Mollie Hemingway and Carrie Severino are the authors of Justice on Trial: The Kavanaugh Confirmation and the Future of the Supreme Court. Here is some of what they learned about Ford, the alleged victim.

“Classmates were surprised by the media’s portrayal of her as an ingénue, which was very different from how they remembered her in junior high and high school. Female classmates and friends at area schools recalled a heavy drinker who was much more aggressive with boys than they were.” Another one of her friends in college recalled that Ford was a drug user.

Ford said that her friend, Leland Keyser, was with her at the party where Kavanaugh allegedly molested her; Ford said she ran out of the house after the incident happened. Hemingway and Severino spoke to Ford’s friends about this, and what they learned is worth repeating.

“It was inconceivable to them that she would have left Leland Keyser behind and that Keyser would not have found her abandonment to be highly noteworthy. She has always filled a protective role for Ford, so it seemed quite unlikely that she would not have become worried and made sure her friend was well. The story of a fifteen-year-old tenth-grader leaving behind the only other female at a party and then finding her way home, miles away, in pre-cell-phone 1982, with no car, no metro, and no cabs readily available is difficult to believe.”

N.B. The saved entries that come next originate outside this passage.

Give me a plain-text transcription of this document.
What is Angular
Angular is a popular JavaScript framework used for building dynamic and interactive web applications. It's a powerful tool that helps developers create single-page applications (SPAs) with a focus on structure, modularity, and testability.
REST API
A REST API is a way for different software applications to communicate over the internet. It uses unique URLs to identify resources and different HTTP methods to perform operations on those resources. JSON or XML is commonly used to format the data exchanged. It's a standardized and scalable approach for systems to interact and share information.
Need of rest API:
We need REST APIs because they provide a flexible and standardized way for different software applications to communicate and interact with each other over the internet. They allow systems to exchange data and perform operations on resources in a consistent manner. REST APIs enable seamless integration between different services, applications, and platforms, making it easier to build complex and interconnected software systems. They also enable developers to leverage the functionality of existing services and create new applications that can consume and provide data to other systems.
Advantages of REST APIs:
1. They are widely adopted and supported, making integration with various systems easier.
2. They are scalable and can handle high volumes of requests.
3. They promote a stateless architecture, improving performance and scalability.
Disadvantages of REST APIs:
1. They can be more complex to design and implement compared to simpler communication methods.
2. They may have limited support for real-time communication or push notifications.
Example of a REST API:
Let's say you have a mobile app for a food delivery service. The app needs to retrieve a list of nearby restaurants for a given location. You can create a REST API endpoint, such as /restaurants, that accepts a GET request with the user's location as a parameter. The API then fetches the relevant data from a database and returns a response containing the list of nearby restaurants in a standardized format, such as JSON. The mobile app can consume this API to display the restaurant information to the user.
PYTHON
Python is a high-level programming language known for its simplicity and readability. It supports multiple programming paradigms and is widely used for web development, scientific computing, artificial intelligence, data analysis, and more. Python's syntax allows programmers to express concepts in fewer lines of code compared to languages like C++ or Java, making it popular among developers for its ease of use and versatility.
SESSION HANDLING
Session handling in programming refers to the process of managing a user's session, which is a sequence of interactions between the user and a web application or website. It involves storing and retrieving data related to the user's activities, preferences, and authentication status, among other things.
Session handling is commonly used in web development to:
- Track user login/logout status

By the way, Keyser said of the New York Times article by the two journalists, “I don’t have any confidence in the story.” She previously told the press that she doesn’t believe Ford’s accusations against Kavanaugh, maintaining she has no recollection of ever being at any such party.

Why are Pell and Kavanaugh being hounded? There are so many vicious hard-left opponents of conservatism these days, many of whom work as activists and reporters, that it is considered perfectly acceptable, when dealing with men of their stature, to dismiss their presumption of innocence and their due process rights. That both Pell and Kavanaugh represent the traditional moral values associated with Catholicism makes them even bigger targets.

The haters are not willing to disagree—their goal is to destroy. Pell and Kavanaugh are hated because of what they stand for. Their enemies will use every tool they have, including malicious lies, to bring them down. We are at a very sick stage in our country’s history when such intellectual barbarism is now commonplace.